Judge Leon's decision to hold a hearing that included live witnesses as part of a Tunney Act review of the DOJ action is a first, antitrust experts say. If the CVS-Aetna merger is approved, it will be the biggest health care merger in history. The AMA believes this will hurt patients and physicians by significantly reducing competition. This unprecedented federal court hearing speaks to the power of the AMA and the voice of physicians as trusted advocates in health care.
The AMA's expert—Neeraj Sood, PhD—was the lead witness to discuss how the Justice Department's divestiture remedy may affect certain insurance markets for pharmaceuticals. Sood is professor and vice dean for research at the University of Southern California Sol Price School of Public Policy and director of research at the Leonard D. Schaeffer Center for Health Policy & Economics.
In an amicus brief to Judge Leon, the AMA explained why Aetna's proposed divestiture will not come close to restoring competition in the prescription drug plan market to premerger levels.

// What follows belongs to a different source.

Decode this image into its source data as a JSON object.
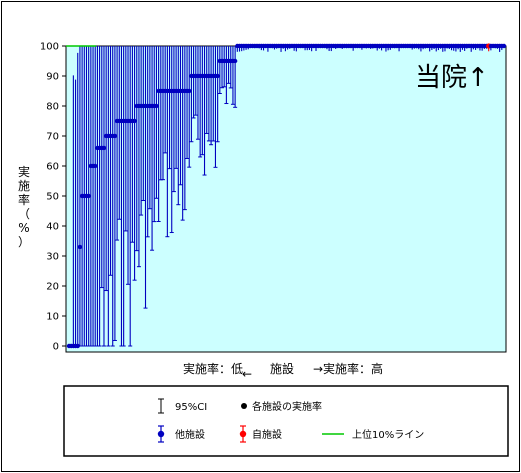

"The CVS-Aetna deal is popularly described as a vertical merger involving two large companies that don't operate in the same markets. But in fact, CVS and Aetna do compete as formidable rivals in some of the same markets, raising substantial concerns that are specific to a horizontal merger," said AMA Immediate Past President Barbara L. McAneny, MD, in a statement. "It is these competitive concerns that are the catalyst for today's unprecedented evidentiary hearing."
Last year, the AMA outlined in a 141-page analysis (PDF) why the proposed CVS-Aetna merger would run afoul of federal antitrust law, noting how it would likely harm patients. CVS is one of the two largest players in the retail pharmacy market and operates one of the two largest PBMs.
The merger also would reduce competition in certain pharmaceutical benefit markets, leading to higher premiums and lower-quality insurance products. The merger faces enormous implementation challenges and is unlikely to realize efficiencies that benefit patients.
Judge Leon's decision on whether to uphold or dissolve the DOJ settlement on the merger is expected later this summer.